Thursday, August 30, 2007

American Left Aren't The Only Ones Anticipating New Leadership

Dr. Sanity points to this very interesting article. It's worth reading the whole thing. Here's a tidbit, OK, more like a meal:

Like al-Qaeda in Iraq, and the many other adversaries America and the West must continue to face, the Russians are looking forward to the time after George Bush leaves office. It is assumed that the American electorate has by now tired of playing policeman to the world, and that the next president will be a liberal Democrat, eager to make unilateral concessions, slash military budgets to fund social programs, and cut-and-run from foreign battlefields.

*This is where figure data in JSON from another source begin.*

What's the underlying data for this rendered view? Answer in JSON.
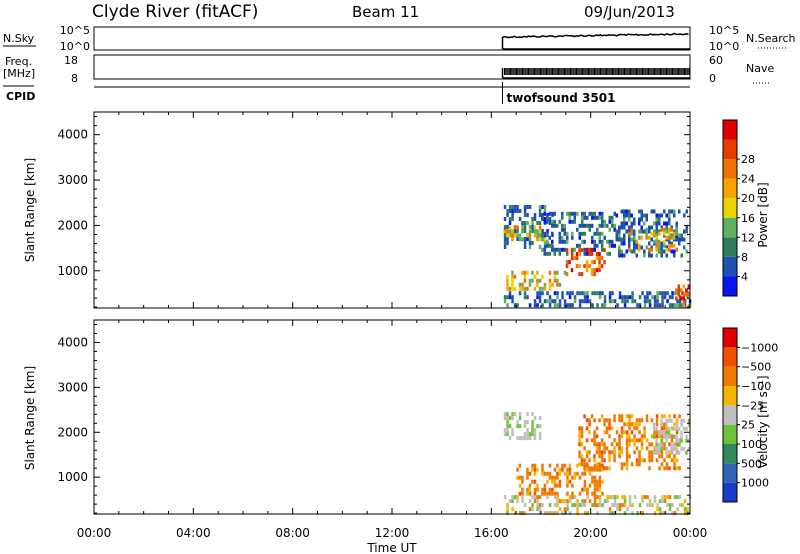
{
  "header": {
    "station": "Clyde River (fitACF)",
    "beam": "Beam 11",
    "date": "09/Jun/2013"
  },
  "status_panels": {
    "nsky_label": "N.Sky",
    "nsky_ticks": [
      "10^5",
      "10^0"
    ],
    "nsearch_ticks": [
      "10^5",
      "10^0"
    ],
    "nsearch_label": "N.Search",
    "freq_label": "Freq.",
    "freq_unit": "[MHz]",
    "freq_ticks": [
      "18",
      "8"
    ],
    "nave_ticks": [
      "60",
      "0"
    ],
    "nave_label": "Nave",
    "cpid_label": "CPID",
    "cpid_name": "twofsound 3501",
    "data_start_hour": 16.45,
    "data_end_hour": 24.0
  },
  "chart_data": [
    {
      "type": "heatmap",
      "title": "",
      "quantity": "Power",
      "xlabel": "",
      "ylabel": "Slant Range [km]",
      "xlim": [
        0,
        24
      ],
      "ylim": [
        180,
        4500
      ],
      "x_ticks_hours": [
        0,
        4,
        8,
        12,
        16,
        20,
        24
      ],
      "y_ticks": [
        1000,
        2000,
        3000,
        4000
      ],
      "y_tick_labels": [
        "1000",
        "2000",
        "3000",
        "4000"
      ],
      "colorbar": {
        "label": "Power [dB]",
        "labels": [
          "4",
          "8",
          "12",
          "16",
          "20",
          "24",
          "28"
        ],
        "colors": [
          "#0a14f0",
          "#1e4fb4",
          "#2e7d5a",
          "#5fb060",
          "#e8d200",
          "#f5a500",
          "#f07000",
          "#e63c00",
          "#e00000"
        ]
      },
      "echo_regions_km": [
        {
          "x": [
            16.5,
            18.5
          ],
          "y": [
            1500,
            2450
          ],
          "level": "low"
        },
        {
          "x": [
            16.5,
            18.3
          ],
          "y": [
            1650,
            2000
          ],
          "level": "mid"
        },
        {
          "x": [
            18.0,
            21.0
          ],
          "y": [
            1350,
            2300
          ],
          "level": "low"
        },
        {
          "x": [
            19.0,
            20.6
          ],
          "y": [
            900,
            1500
          ],
          "level": "high"
        },
        {
          "x": [
            21.0,
            23.9
          ],
          "y": [
            1300,
            2350
          ],
          "level": "low"
        },
        {
          "x": [
            21.5,
            23.5
          ],
          "y": [
            1450,
            1950
          ],
          "level": "mid"
        },
        {
          "x": [
            16.6,
            19.0
          ],
          "y": [
            600,
            1000
          ],
          "level": "mid"
        },
        {
          "x": [
            16.5,
            24.0
          ],
          "y": [
            200,
            550
          ],
          "level": "low"
        },
        {
          "x": [
            23.4,
            24.0
          ],
          "y": [
            200,
            700
          ],
          "level": "high"
        }
      ]
    },
    {
      "type": "heatmap",
      "title": "",
      "quantity": "Velocity",
      "xlabel": "Time UT",
      "ylabel": "Slant Range [km]",
      "xlim": [
        0,
        24
      ],
      "ylim": [
        180,
        4500
      ],
      "x_ticks_hours": [
        0,
        4,
        8,
        12,
        16,
        20,
        24
      ],
      "x_tick_labels": [
        "00:00",
        "04:00",
        "08:00",
        "12:00",
        "16:00",
        "20:00",
        "00:00"
      ],
      "y_ticks": [
        1000,
        2000,
        3000,
        4000
      ],
      "y_tick_labels": [
        "1000",
        "2000",
        "3000",
        "4000"
      ],
      "colorbar": {
        "label": "Velocity [m s⁻¹]",
        "labels": [
          "1000",
          "500",
          "100",
          "25",
          "−25",
          "−100",
          "−500",
          "−1000"
        ],
        "colors": [
          "#1a3cc8",
          "#2e64b4",
          "#2e8a5a",
          "#6cc23c",
          "#bebebe",
          "#f5b400",
          "#f07800",
          "#f05000",
          "#e00000"
        ]
      },
      "echo_regions_km": [
        {
          "x": [
            16.5,
            18.0
          ],
          "y": [
            1900,
            2450
          ],
          "level": "ground"
        },
        {
          "x": [
            17.0,
            20.5
          ],
          "y": [
            600,
            1300
          ],
          "level": "away"
        },
        {
          "x": [
            19.5,
            23.6
          ],
          "y": [
            1200,
            2400
          ],
          "level": "away"
        },
        {
          "x": [
            16.5,
            24.0
          ],
          "y": [
            200,
            600
          ],
          "level": "mixed"
        },
        {
          "x": [
            22.5,
            24.0
          ],
          "y": [
            1500,
            2300
          ],
          "level": "ground"
        }
      ]
    }
  ]
}
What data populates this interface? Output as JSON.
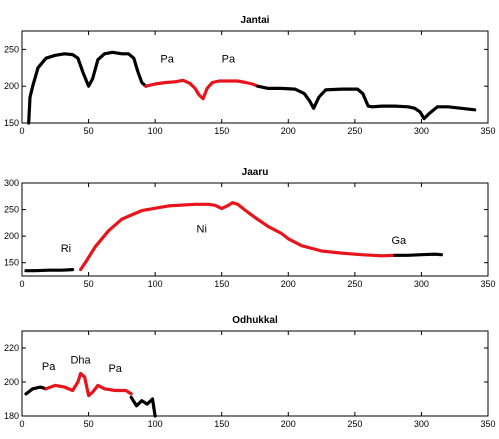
{
  "chart_data": [
    {
      "type": "line",
      "title": "Jantai",
      "xlabel": "",
      "ylabel": "",
      "xlim": [
        0,
        350
      ],
      "ylim": [
        150,
        275
      ],
      "xticks": [
        0,
        50,
        100,
        150,
        200,
        250,
        300,
        350
      ],
      "yticks": [
        150,
        200,
        250
      ],
      "grid": false,
      "series": [
        {
          "color": "#000000",
          "x": [
            5,
            6,
            8,
            12,
            18,
            25,
            32,
            38,
            42,
            46,
            50,
            53,
            57,
            62,
            68,
            75,
            80,
            84,
            87,
            90,
            93
          ],
          "y": [
            150,
            185,
            200,
            225,
            238,
            242,
            244,
            243,
            238,
            218,
            200,
            210,
            236,
            244,
            246,
            244,
            244,
            238,
            220,
            205,
            200
          ]
        },
        {
          "color": "#e8141c",
          "x": [
            93,
            100,
            108,
            115,
            121,
            126,
            130,
            133,
            136,
            139,
            143,
            148,
            155,
            162,
            168,
            173,
            177
          ],
          "y": [
            200,
            203,
            205,
            206,
            208,
            204,
            197,
            188,
            183,
            197,
            205,
            207,
            207,
            207,
            205,
            203,
            200
          ]
        },
        {
          "color": "#000000",
          "x": [
            177,
            185,
            195,
            205,
            212,
            216,
            219,
            223,
            228,
            240,
            252,
            256,
            260,
            263,
            270,
            280,
            290,
            295,
            299,
            302,
            306,
            312,
            320,
            330,
            340
          ],
          "y": [
            200,
            197,
            197,
            196,
            190,
            180,
            170,
            185,
            195,
            196,
            196,
            190,
            173,
            172,
            173,
            173,
            172,
            170,
            165,
            156,
            163,
            172,
            172,
            170,
            168
          ]
        }
      ],
      "annotations": [
        {
          "text": "Pa",
          "x": 109,
          "y": 232
        },
        {
          "text": "Pa",
          "x": 155,
          "y": 232
        }
      ]
    },
    {
      "type": "line",
      "title": "Jaaru",
      "xlabel": "",
      "ylabel": "",
      "xlim": [
        0,
        350
      ],
      "ylim": [
        125,
        300
      ],
      "xticks": [
        0,
        50,
        100,
        150,
        200,
        250,
        300,
        350
      ],
      "yticks": [
        150,
        200,
        250,
        300
      ],
      "grid": false,
      "series": [
        {
          "color": "#000000",
          "x": [
            3,
            10,
            20,
            30,
            38
          ],
          "y": [
            135,
            135,
            136,
            136,
            137
          ]
        },
        {
          "color": "#e8141c",
          "x": [
            44,
            48,
            55,
            65,
            75,
            90,
            110,
            130,
            140,
            145,
            150,
            155,
            158,
            162,
            168,
            175,
            185,
            195,
            200,
            210,
            225,
            240,
            255,
            270,
            280
          ],
          "y": [
            137,
            152,
            180,
            210,
            232,
            248,
            257,
            260,
            260,
            258,
            252,
            258,
            263,
            260,
            248,
            235,
            218,
            205,
            195,
            182,
            172,
            168,
            165,
            163,
            164
          ]
        },
        {
          "color": "#000000",
          "x": [
            280,
            290,
            300,
            310,
            315
          ],
          "y": [
            164,
            164,
            165,
            166,
            165
          ]
        }
      ],
      "annotations": [
        {
          "text": "Ri",
          "x": 33,
          "y": 170
        },
        {
          "text": "Ni",
          "x": 135,
          "y": 207
        },
        {
          "text": "Ga",
          "x": 283,
          "y": 185
        }
      ]
    },
    {
      "type": "line",
      "title": "Odhukkal",
      "xlabel": "",
      "ylabel": "",
      "xlim": [
        0,
        350
      ],
      "ylim": [
        180,
        230
      ],
      "xticks": [
        0,
        50,
        100,
        150,
        200,
        250,
        300,
        350
      ],
      "yticks": [
        180,
        200,
        220
      ],
      "grid": false,
      "series": [
        {
          "color": "#000000",
          "x": [
            3,
            8,
            14,
            18
          ],
          "y": [
            193,
            196,
            197,
            196
          ]
        },
        {
          "color": "#e8141c",
          "x": [
            18,
            25,
            32,
            38,
            42,
            44,
            47,
            50,
            53,
            57,
            62,
            70,
            78,
            82
          ],
          "y": [
            196,
            198,
            197,
            195,
            200,
            205,
            203,
            192,
            194,
            198,
            196,
            195,
            195,
            193
          ]
        },
        {
          "color": "#000000",
          "x": [
            82,
            86,
            90,
            94,
            98,
            100
          ],
          "y": [
            191,
            186,
            189,
            187,
            190,
            180
          ]
        }
      ],
      "annotations": [
        {
          "text": "Pa",
          "x": 20,
          "y": 207
        },
        {
          "text": "Dha",
          "x": 44,
          "y": 211
        },
        {
          "text": "Pa",
          "x": 70,
          "y": 206
        }
      ]
    }
  ]
}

America is demonized as the "cowboy," going it alone; and Western politicians, especially on the left, score easy points by smugly playing to their domestic anti-American galleries. The lethal enemies of the West cannot help but notice this dynamic, and from car bombings in Iraq, to the rhetoric of Russian and Chinese military commanders, they exploit it to drive further wedges between the U.S. and her allies.

We are caught in a trap. The very success of the Bush strategy, in preventing another major terror strike on the U.S., in confronting and arresting the progress of Islamist terrorism in the Middle East and elsewhere, and also in consolidating the post-Cold War European gains of NATO and the European Union, contributes to an illusion of security in a world that has seldom been such a dangerous place. People forget what alliances require.

Forget allies, the American Left seems to forget what their own security requires. It's so much fun to bash Bush, but will any of them grow up in the face of real security concerns should they take the mantel? Or is every world leader from Castro to Assad to Putin to Ahmadinejad betting correctly?

And this one factor may well be why we'll have a Republican again as President in 2008.